Helium expects the default completion endpoint to be OPENAI compatible version:

```text
http://127.0.0.1:3000/v1/chat/completion
```

### Use LLM API

If you have an API to any LLM provider then you can use them directly by adding the `API Key` to a `.env` file in the directory.

```text
LLM_API_KEY=your-llm-url-llm-api-key
LLM_API_URL=your-llm-url
```

Look at `.env.example` for more detail.

### Start Playwright

Helium comes with playwright compatibility. So, if you want to get more in-depth results from web you can turn on this feature by updating `use_playwright=true` in `config/settings.toml`

Then install playwright and chromium.

```bash
pip install playwright
playright install chromium
```

> These are not added in `requirements.txt` because Helium aims to be lightweight. But you can do whatever you want!

> Note: Playwright is heavy as it downloads chromium so it can take some of your memory. Use with caution.

### Start RAG pipeline

Helium comes with its own RAG pipeline. This allows you to add files with `@` prefix to the file path to your file. Then you can ask anything about that file.

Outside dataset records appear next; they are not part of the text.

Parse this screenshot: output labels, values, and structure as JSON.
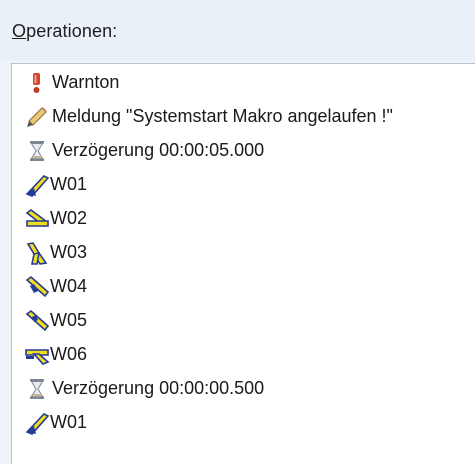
{
  "header": {
    "label_underlined": "O",
    "label_rest": "perationen:"
  },
  "operations": [
    {
      "icon": "alarm-icon",
      "text": "Warnton"
    },
    {
      "icon": "pencil-icon",
      "text": "Meldung \"Systemstart Makro angelaufen !\""
    },
    {
      "icon": "hourglass-icon",
      "text": "Verzögerung 00:00:05.000"
    },
    {
      "icon": "switch-icon",
      "text": "W01"
    },
    {
      "icon": "switch-icon",
      "text": "W02"
    },
    {
      "icon": "switch-icon",
      "text": "W03"
    },
    {
      "icon": "switch-icon",
      "text": "W04"
    },
    {
      "icon": "switch-icon",
      "text": "W05"
    },
    {
      "icon": "switch-icon",
      "text": "W06"
    },
    {
      "icon": "hourglass-icon",
      "text": "Verzögerung 00:00:00.500"
    },
    {
      "icon": "switch-icon",
      "text": "W01"
    }
  ],
  "colors": {
    "switch_yellow": "#f2dd1d",
    "switch_blue": "#233d96",
    "alarm_red": "#d4462b"
  }
}
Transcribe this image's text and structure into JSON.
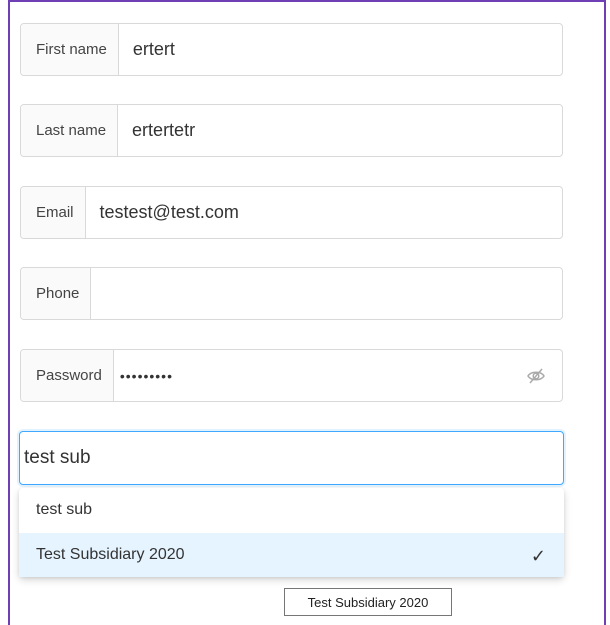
{
  "form": {
    "first_name": {
      "label": "First name",
      "value": "ertert"
    },
    "last_name": {
      "label": "Last name",
      "value": "ertertetr"
    },
    "email": {
      "label": "Email",
      "value": "testest@test.com"
    },
    "phone": {
      "label": "Phone",
      "value": ""
    },
    "password": {
      "label": "Password",
      "value": "•••••••••",
      "toggle_icon": "eye-slash-icon"
    }
  },
  "subsidiary": {
    "search_value": "test sub",
    "options": [
      {
        "label": "test sub",
        "selected": false
      },
      {
        "label": "Test Subsidiary 2020",
        "selected": true
      }
    ],
    "check_icon": "checkmark-icon"
  },
  "tooltip": {
    "text": "Test Subsidiary 2020"
  },
  "colors": {
    "focus_border": "#40a9ff",
    "selected_bg": "#e6f4ff",
    "frame": "#6f3fb5"
  }
}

Currently it is good enough to answer what is inside it, summarize it, and other basic questions. Later I intend to deepen the understanding of the file using local embeddings.

This is an **optional** feature. Look into `rag_service` directory for more detail.

## Run The Assistant

> Note: Only TEXT mode is ready for use.

1. Confirm the LLM service is running.
2. Confirm your web services are running if you want better results.
3. Start Helium:

   ```bash
   python main.py --mode text
   ```

4. Wait for:

Animation to load and welcome message to be shown.

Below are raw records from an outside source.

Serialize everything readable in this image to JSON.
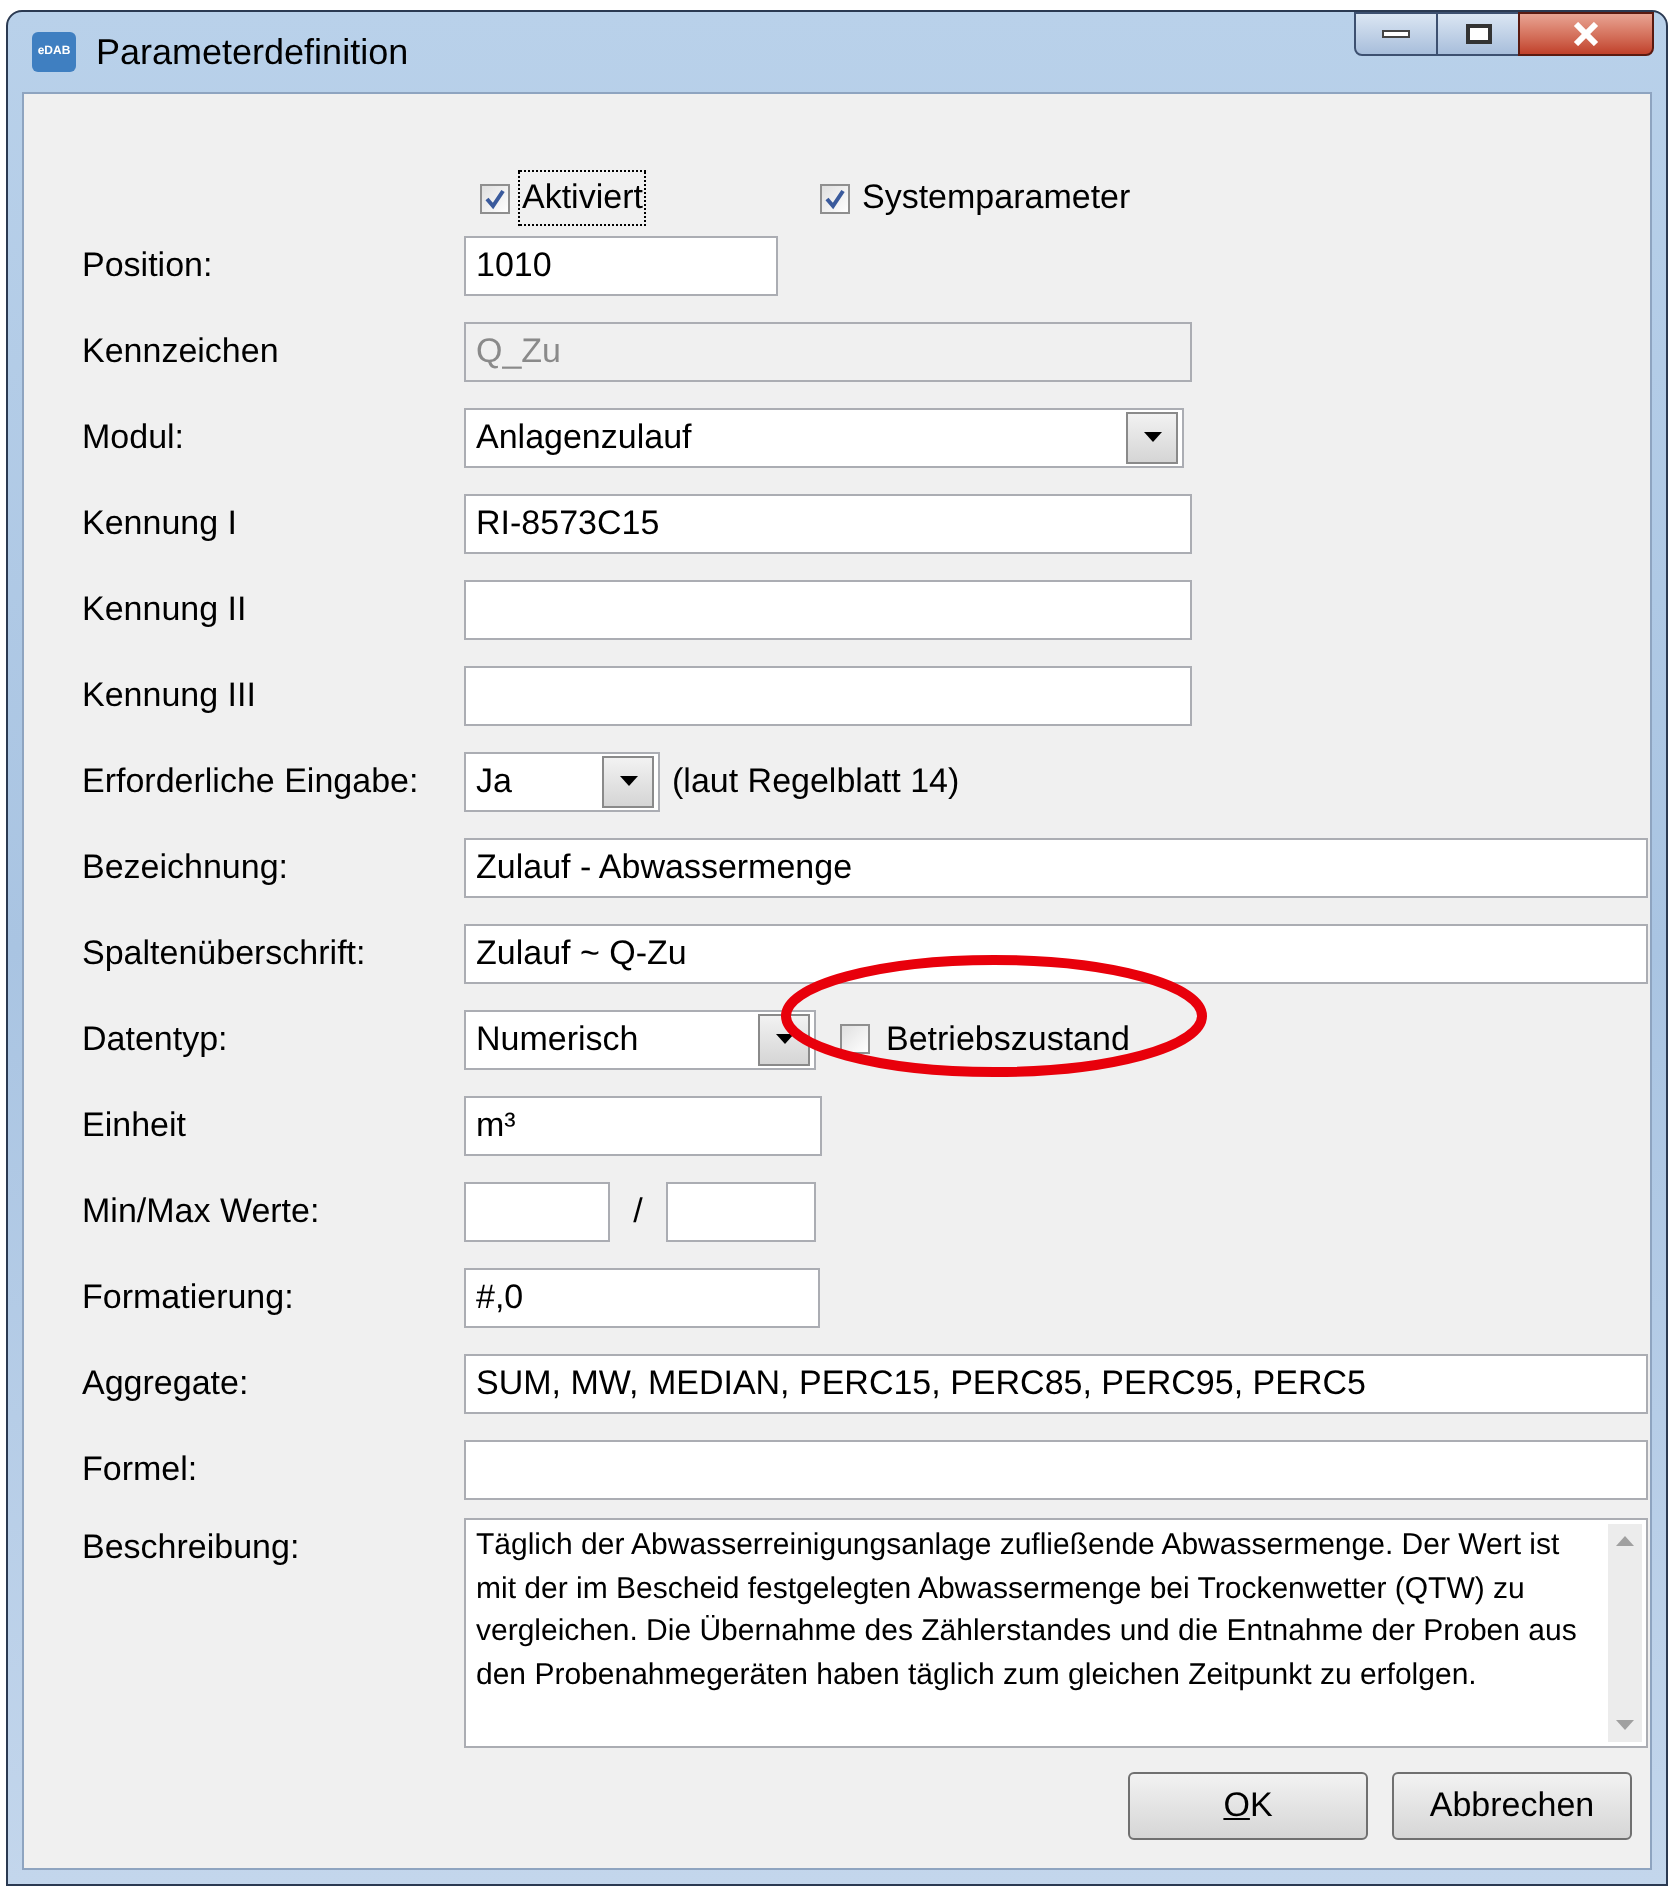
{
  "window": {
    "title": "Parameterdefinition",
    "app_badge": "eDAB"
  },
  "checkboxes": [
    {
      "label": "Aktiviert",
      "checked": true,
      "focused": true
    },
    {
      "label": "Systemparameter",
      "checked": true,
      "focused": false
    }
  ],
  "fields": [
    {
      "kind": "text",
      "label": "Position:",
      "value": "1010",
      "disabled": false
    },
    {
      "kind": "text",
      "label": "Kennzeichen",
      "value": "Q_Zu",
      "disabled": true
    },
    {
      "kind": "combo",
      "label": "Modul:",
      "value": "Anlagenzulauf"
    },
    {
      "kind": "text",
      "label": "Kennung I",
      "value": "RI-8573C15",
      "disabled": false
    },
    {
      "kind": "text",
      "label": "Kennung II",
      "disabled": false
    },
    {
      "kind": "text",
      "label": "Kennung III",
      "disabled": false
    },
    {
      "kind": "combo",
      "label": "Erforderliche Eingabe:",
      "value": "Ja",
      "note": "(laut Regelblatt 14)"
    },
    {
      "kind": "text",
      "label": "Bezeichnung:",
      "value": "Zulauf - Abwassermenge",
      "disabled": false
    },
    {
      "kind": "text",
      "label": "Spaltenüberschrift:",
      "value": "Zulauf ~ Q-Zu",
      "disabled": false
    },
    {
      "kind": "combo",
      "label": "Datentyp:",
      "value": "Numerisch",
      "checkbox": {
        "label": "Betriebszustand",
        "checked": false,
        "highlighted": true
      }
    },
    {
      "kind": "text",
      "label": "Einheit",
      "value": "m³",
      "disabled": false
    },
    {
      "kind": "minmax",
      "label": "Min/Max Werte:",
      "separator": "/"
    },
    {
      "kind": "text",
      "label": "Formatierung:",
      "value": "#,0",
      "disabled": false
    },
    {
      "kind": "text",
      "label": "Aggregate:",
      "value": "SUM, MW, MEDIAN, PERC15, PERC85, PERC95, PERC5",
      "disabled": false
    },
    {
      "kind": "text",
      "label": "Formel:",
      "disabled": false
    },
    {
      "kind": "textarea",
      "label": "Beschreibung:",
      "value": "Täglich der Abwasserreinigungsanlage zufließende Abwassermenge. Der Wert ist mit der im Bescheid festgelegten Abwassermenge bei Trockenwetter (QTW) zu vergleichen. Die Übernahme des Zählerstandes und die Entnahme der Proben aus den Probenahmegeräten haben täglich zum gleichen Zeitpunkt zu erfolgen."
    }
  ],
  "buttons": [
    {
      "label": "OK",
      "mnemonic": true
    },
    {
      "label": "Abbrechen",
      "mnemonic": false
    }
  ]
}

5. Type your query and enjoy Helium.

Example requests:

```text
What is the latest news on AI?
Remember that I prefer concise responses.
Create a file named hello.txt that says hi.
Open Safari.
Compare India and China GDP in 2025.
Why is the Indian Rupee falling recently?
Give me a report on the latest AI regulation changes in the EU.
```

RAG request example:

```text
@README.md what does this project do?
@docs/plan.pdf summarize the risks
```

## Run The Web UI

The web UI has two parts:

- FastAPI backend: WebSocket endpoint at `ws://localhost:8080/ws/chat`
- React/Vite frontend: browser chat interface under [`frontend/`](frontend/)

### Backend

```bash
uvicorn api.main:app --host 0.0.0.0 --port 8080
```

### Frontend

```bash
cd frontend
bun install
bun run dev
```

The frontend opens a WebSocket to port `8080`, so keep the API running while using the browser UI.

## Configuration

Most runtime behavior lives in [`config/settings.toml`](config/settings.toml):

- `services.llama_cpp_url`
- `wake_word.threshold`
- `wake_word.push_to_talk`
- `speech.whisper_model`
- `speech.timeout_seconds`
- `speech.follow_up_timeout_seconds`
- `assistant.tts_voice`
- `assistant.follow_up_mode`
- `assistant.confirm_risky_tools`
- `assistant.persona`

When a key is missing, Helium falls back to defaults in [`config/settings.py`](config/settings.py).

## Testing

Run the test suite from the repository root:

```bash
python -m unittest discover -s tests
```

For the frontend:

```bash
cd frontend
bun run lint
bun run build
```

## Troubleshooting

- **No wake detection:** Check microphone permissions, input device selection, and `wake_word.threshold`.
- **False wakes:** Increase `wake_word.threshold` or `wake_word.required_hits`.
- **No transcription:** Confirm `mlx-whisper`, microphone access, and PortAudio dependencies are working.
- **No LLM response:** Confirm the llama.cpp completion endpoint matches `services.llama_cpp_url`.
- **Search is weak or failing:** Start SearxNG or verify `services.searxng_url`; DDGS fallback may be less consistent.
- **Web UI cannot connect:** Make sure the FastAPI backend is running on port `8080`.
- **Tool call JSON errors:** Check terminal logs. [`utils/parser.py`](utils/parser.py) includes recovery logic, but malformed model output can still skip a tool step.